Usually a woman can get on pregnancy Medicaid quickly. At the time this happened the system was overwhelmed, and it took several months for them to get on Medicaid. A month is a long time when you’re pregnant. One, due to bureaucratic errors, had an even longer wait. Worse, she was starting to suspect something was wrong with the pregnancy. She looked ill, with a greyish tint to her skin. She was worried about gestational diabetes, something she nearly developed in a previous pregnancy.

But her Medicaid was delayed. And she lived too far away from Planned Parenthood to go in for a check up. The crisis pregnancy center couldn’t help her. She waited and waited, looking more and more ill each time I saw her. Her life, and the well being of her fetus was at risk because she could not get to a Planned Parenthood!

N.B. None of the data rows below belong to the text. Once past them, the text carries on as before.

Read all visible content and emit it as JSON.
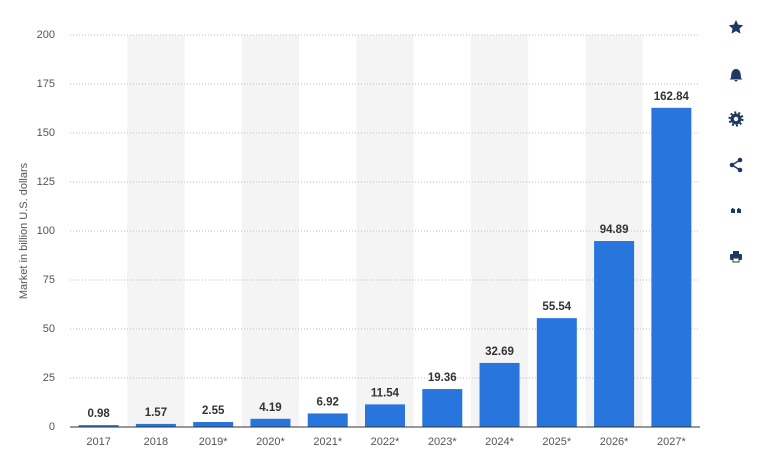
{
  "chart_data": {
    "type": "bar",
    "y_label": "Market in billion U.S. dollars",
    "categories": [
      "2017",
      "2018",
      "2019*",
      "2020*",
      "2021*",
      "2022*",
      "2023*",
      "2024*",
      "2025*",
      "2026*",
      "2027*"
    ],
    "values": [
      0.98,
      1.57,
      2.55,
      4.19,
      6.92,
      11.54,
      19.36,
      32.69,
      55.54,
      94.89,
      162.84
    ],
    "color": "#2876dd",
    "ylim": [
      0,
      200
    ],
    "yticks": [
      0,
      25,
      50,
      75,
      100,
      125,
      150,
      175,
      200
    ],
    "grid": true
  }
}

How in the hell is this pro-life?

Planned Parenthood provides a vital service for the community. The clients I see are impoverished. They qualify for foodstamps and other assistance. In the three years I have worked here I have NEVER seen a client have kids for the benefits. Like the group of clients I had at the beginning of the year most try to avoid becoming pregnant again, but due to a lack of access to reproductive healthcare, are unable to.

What I see is women wanting to get on birth control but being unable to afford it.

What I see is women having reproductive health crises and being unable to afford care for it.

What I see is women who are pregnant and unable to afford to see a doctor.

Texas is not expanding Medicaid. Planned Parenthood is under attack and there is nothing to support it in its absence. Where I work women do not have reliable access to reproductive heath care. And I see the harm of it. Every day.